Parallel erzählt der Film die Geschichte der 42-jährigen Schauspielerin Mareile Blendl. Nach zehn Jahren endet ihre Karriere als Vorabendkommissarin – sie wird durch eine Jüngere ersetzt. Auf Fernsehkrimiserie folgt Theater in einer Kleinstadt. Sie soll die 14-jährige Johanna aus Schillers „Jungfrau von Orleans“ spielen. Als dritten Erzählstrang zeigen sich die beiden Filmemacherinnen Annika Blendl und Leonie Stade selber – bei der Entstehung des Films.

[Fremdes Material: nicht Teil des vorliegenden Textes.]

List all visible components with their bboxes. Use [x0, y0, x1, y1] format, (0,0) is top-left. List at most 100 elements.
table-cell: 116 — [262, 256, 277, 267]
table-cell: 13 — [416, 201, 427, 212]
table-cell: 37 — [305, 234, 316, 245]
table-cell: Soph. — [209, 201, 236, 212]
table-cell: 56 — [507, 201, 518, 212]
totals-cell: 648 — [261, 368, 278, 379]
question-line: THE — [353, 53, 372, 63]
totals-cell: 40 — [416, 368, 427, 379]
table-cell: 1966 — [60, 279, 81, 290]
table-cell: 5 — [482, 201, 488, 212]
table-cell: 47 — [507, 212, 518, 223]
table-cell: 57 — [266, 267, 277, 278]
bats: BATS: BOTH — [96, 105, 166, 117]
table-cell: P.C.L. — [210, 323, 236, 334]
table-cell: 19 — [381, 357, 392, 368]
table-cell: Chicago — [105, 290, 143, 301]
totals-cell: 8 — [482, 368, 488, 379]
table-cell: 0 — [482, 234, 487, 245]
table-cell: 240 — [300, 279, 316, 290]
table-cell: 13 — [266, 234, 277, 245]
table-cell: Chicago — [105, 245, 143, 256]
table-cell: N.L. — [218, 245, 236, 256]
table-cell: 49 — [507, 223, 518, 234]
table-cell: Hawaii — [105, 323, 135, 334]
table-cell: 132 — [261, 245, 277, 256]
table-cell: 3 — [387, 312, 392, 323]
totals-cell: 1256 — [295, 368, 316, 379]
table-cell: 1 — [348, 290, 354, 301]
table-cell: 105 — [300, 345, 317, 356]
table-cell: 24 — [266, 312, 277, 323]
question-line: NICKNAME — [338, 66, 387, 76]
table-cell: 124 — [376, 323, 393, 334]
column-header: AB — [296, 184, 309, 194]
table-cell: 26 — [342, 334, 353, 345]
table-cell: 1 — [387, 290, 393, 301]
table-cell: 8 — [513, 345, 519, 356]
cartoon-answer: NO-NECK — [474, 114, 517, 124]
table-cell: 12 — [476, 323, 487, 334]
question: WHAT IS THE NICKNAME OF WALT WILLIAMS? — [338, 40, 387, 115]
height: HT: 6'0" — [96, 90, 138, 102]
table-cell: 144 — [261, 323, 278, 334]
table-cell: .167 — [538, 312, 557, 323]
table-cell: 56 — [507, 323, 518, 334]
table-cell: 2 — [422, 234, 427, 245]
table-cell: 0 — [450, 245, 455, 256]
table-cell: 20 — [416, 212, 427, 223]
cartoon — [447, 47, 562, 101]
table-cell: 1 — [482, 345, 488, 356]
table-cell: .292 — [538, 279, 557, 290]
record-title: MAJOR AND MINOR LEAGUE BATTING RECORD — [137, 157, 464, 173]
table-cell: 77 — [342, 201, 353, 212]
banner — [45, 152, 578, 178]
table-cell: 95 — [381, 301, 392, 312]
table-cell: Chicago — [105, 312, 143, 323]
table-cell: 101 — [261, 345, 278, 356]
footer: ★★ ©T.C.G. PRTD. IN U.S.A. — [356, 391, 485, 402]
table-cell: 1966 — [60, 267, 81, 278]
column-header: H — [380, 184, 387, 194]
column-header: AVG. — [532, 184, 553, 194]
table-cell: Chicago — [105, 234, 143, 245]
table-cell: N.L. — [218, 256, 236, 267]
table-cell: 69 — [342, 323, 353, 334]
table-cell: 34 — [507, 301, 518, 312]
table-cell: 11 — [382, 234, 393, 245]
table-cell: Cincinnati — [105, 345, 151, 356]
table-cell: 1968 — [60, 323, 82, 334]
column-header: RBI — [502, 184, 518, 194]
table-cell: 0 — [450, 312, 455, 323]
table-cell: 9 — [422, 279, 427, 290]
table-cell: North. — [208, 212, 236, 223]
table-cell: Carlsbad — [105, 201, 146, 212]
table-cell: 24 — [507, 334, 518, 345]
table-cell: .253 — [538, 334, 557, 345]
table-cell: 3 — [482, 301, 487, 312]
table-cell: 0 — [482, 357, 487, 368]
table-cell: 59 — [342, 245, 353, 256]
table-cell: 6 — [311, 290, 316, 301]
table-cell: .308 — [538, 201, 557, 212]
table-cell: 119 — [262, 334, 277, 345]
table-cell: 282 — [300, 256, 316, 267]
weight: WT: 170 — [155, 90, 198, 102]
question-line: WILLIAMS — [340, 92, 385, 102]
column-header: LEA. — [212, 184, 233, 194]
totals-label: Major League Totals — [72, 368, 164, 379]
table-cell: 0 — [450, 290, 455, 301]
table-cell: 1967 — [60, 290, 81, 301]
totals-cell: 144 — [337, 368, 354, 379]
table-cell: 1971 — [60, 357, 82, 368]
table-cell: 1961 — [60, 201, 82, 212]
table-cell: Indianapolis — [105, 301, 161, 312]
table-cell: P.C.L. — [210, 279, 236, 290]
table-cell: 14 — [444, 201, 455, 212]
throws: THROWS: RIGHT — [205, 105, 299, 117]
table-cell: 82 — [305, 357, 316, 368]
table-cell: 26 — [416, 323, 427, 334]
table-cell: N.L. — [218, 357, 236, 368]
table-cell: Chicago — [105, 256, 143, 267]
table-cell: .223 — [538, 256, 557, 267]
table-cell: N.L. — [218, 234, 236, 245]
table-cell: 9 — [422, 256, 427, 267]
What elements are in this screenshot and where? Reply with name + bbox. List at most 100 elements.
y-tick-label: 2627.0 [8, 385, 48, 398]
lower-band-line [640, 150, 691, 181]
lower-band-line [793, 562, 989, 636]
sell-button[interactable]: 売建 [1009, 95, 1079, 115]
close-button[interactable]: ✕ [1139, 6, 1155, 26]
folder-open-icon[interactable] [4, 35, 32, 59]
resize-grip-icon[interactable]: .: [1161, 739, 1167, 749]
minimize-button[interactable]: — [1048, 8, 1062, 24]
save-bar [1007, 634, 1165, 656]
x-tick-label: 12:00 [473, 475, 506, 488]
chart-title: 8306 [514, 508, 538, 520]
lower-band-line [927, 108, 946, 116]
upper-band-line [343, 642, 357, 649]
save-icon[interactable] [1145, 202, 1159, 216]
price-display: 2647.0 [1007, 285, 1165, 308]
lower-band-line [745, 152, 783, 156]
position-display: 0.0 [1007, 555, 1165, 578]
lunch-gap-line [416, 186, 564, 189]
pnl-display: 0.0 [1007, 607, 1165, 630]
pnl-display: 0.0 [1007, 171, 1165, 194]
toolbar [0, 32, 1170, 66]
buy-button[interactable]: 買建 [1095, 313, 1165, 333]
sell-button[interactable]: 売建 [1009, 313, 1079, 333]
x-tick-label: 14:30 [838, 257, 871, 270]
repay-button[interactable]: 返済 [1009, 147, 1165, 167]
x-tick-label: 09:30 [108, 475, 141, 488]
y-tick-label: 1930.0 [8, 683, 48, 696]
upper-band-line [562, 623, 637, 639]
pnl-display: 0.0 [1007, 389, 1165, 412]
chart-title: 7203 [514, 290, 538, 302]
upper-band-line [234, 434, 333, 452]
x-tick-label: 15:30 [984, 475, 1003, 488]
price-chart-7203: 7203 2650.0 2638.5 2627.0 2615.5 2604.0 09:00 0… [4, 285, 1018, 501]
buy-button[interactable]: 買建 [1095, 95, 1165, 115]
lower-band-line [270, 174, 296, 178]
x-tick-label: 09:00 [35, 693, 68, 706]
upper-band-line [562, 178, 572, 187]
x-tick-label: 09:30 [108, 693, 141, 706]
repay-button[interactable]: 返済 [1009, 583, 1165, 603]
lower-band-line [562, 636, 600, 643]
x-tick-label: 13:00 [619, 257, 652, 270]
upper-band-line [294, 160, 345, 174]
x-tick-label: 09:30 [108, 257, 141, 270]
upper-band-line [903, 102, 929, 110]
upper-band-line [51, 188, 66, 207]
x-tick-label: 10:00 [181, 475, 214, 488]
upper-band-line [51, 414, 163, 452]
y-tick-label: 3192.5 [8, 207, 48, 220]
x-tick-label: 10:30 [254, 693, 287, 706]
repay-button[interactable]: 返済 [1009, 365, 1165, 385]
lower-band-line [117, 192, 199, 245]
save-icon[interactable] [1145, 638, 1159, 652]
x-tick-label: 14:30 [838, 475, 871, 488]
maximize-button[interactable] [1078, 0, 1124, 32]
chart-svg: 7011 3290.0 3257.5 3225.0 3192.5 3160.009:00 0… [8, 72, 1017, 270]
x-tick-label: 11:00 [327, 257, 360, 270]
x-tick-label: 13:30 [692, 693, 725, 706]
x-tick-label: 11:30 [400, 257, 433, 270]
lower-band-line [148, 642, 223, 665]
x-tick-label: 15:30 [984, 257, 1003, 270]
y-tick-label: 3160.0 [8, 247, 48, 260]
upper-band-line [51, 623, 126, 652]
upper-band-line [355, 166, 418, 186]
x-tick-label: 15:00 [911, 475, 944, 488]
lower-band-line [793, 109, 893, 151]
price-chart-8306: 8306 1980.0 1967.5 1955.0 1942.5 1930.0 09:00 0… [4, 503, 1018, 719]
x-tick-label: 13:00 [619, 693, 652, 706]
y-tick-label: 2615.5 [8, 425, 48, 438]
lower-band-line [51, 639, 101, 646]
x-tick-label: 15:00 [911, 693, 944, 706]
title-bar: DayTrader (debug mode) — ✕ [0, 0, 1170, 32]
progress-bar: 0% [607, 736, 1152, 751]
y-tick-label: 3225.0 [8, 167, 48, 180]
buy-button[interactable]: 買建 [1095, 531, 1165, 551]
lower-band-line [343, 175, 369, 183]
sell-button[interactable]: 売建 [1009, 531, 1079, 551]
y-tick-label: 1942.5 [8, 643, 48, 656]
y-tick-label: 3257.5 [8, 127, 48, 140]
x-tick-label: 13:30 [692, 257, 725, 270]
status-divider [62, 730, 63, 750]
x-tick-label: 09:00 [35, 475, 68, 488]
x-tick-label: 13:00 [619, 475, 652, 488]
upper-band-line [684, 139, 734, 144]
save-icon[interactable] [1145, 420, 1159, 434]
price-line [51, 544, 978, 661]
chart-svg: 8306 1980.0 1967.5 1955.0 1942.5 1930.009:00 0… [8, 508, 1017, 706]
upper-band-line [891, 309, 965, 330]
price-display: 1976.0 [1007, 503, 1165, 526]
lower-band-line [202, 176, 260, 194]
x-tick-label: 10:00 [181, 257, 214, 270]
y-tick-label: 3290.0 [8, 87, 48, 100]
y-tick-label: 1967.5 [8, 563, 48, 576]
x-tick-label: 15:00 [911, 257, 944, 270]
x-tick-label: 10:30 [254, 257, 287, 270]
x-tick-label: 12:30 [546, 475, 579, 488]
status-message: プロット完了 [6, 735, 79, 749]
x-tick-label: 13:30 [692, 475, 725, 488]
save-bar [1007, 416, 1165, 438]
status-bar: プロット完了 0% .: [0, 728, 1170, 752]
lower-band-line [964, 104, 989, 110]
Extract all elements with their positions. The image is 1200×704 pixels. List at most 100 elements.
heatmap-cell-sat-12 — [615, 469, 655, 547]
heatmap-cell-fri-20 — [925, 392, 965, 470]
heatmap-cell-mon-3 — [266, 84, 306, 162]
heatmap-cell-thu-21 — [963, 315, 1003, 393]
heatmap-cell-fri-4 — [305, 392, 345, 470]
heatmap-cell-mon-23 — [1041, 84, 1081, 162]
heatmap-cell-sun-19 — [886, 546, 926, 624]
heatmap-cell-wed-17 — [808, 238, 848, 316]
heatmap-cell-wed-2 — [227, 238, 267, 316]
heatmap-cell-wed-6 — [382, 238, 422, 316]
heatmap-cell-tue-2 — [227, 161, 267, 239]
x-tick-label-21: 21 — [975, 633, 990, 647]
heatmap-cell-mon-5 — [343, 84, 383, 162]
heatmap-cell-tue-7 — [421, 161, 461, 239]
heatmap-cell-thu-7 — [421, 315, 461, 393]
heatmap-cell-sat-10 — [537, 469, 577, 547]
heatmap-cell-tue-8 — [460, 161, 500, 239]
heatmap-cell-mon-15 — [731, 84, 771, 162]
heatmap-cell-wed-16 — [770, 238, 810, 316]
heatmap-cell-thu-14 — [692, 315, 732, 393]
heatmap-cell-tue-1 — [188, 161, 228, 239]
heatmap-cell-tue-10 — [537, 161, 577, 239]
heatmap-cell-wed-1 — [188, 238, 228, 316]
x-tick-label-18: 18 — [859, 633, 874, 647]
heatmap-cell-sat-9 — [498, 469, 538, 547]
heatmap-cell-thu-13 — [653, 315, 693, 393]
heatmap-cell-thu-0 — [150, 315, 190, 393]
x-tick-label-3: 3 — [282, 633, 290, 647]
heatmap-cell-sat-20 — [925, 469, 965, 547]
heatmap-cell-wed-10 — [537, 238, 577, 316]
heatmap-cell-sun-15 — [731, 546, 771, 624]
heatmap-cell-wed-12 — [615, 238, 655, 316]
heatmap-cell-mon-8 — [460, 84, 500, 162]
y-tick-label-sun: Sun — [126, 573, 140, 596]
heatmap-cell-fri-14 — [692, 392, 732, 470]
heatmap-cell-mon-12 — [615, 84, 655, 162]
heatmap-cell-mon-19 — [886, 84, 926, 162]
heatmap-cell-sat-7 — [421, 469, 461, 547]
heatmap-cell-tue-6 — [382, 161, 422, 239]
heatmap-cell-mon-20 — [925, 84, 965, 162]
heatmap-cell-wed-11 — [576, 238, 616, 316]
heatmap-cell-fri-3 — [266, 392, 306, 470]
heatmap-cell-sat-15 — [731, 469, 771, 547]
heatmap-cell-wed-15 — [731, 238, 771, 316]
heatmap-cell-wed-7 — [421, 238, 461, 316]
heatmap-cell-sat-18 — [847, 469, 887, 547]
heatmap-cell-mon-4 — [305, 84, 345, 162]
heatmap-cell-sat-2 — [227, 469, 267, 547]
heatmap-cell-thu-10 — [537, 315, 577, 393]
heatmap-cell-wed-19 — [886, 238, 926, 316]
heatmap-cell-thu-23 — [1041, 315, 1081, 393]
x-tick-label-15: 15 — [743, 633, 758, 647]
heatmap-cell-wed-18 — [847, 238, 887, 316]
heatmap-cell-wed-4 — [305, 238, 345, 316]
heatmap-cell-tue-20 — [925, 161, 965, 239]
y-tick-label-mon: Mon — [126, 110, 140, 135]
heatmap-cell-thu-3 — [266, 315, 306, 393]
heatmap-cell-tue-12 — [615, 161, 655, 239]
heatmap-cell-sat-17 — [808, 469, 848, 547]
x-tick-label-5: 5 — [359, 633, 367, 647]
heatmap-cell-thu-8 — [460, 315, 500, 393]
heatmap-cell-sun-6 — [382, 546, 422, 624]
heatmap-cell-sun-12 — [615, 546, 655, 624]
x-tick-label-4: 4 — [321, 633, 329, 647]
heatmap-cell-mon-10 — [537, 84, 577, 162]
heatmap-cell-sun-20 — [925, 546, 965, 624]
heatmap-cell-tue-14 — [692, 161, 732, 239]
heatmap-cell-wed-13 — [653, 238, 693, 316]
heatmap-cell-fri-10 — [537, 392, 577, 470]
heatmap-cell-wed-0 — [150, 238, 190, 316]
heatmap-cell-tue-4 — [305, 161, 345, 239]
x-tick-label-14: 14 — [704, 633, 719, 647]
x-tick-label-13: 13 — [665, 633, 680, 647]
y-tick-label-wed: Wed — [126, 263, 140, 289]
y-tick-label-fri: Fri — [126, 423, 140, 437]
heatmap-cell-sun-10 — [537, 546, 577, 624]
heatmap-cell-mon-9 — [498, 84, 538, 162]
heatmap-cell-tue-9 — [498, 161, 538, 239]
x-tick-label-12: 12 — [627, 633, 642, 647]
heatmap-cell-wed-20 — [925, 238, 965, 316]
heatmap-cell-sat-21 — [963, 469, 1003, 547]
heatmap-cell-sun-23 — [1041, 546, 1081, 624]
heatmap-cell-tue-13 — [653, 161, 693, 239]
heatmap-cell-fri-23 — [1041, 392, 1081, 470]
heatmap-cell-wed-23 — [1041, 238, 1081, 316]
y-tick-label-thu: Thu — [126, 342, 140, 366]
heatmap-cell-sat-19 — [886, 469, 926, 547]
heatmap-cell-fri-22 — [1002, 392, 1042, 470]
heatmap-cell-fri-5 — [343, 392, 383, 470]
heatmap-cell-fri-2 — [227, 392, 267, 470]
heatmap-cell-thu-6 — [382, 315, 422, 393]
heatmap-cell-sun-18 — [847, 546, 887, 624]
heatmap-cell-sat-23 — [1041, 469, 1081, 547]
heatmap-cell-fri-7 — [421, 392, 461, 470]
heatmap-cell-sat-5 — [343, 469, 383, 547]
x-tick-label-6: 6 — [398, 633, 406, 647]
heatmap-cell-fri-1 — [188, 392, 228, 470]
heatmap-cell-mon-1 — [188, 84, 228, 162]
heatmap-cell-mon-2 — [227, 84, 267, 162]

Wirklichkeit und Fiktion Jochen Strodthoff
Schauspieler Jochen Strodthoff bei der Diskussion im FoolsKINO. Foto: Franziska Hampel

„Wir waren bei den Dialogen relativ frei“, erklärt Schauspieler Jochen Strodthoff in der anschließenden Diskussion, „vieles ist aus der Situation entstanden.“ Als Beispiele nannte der Schauspieler zwei markante Szenen, an die sich die Zuschauer offensichtlich gut erinnern konnten. „Da mit drei Kameras gedreht wurde, mussten wir fast nichts wiederholen“, erklärte Jochen Strodthoff. Er spielt im Film den Regisseur des Theaters, an das Mareile Blendl geschickt wurde.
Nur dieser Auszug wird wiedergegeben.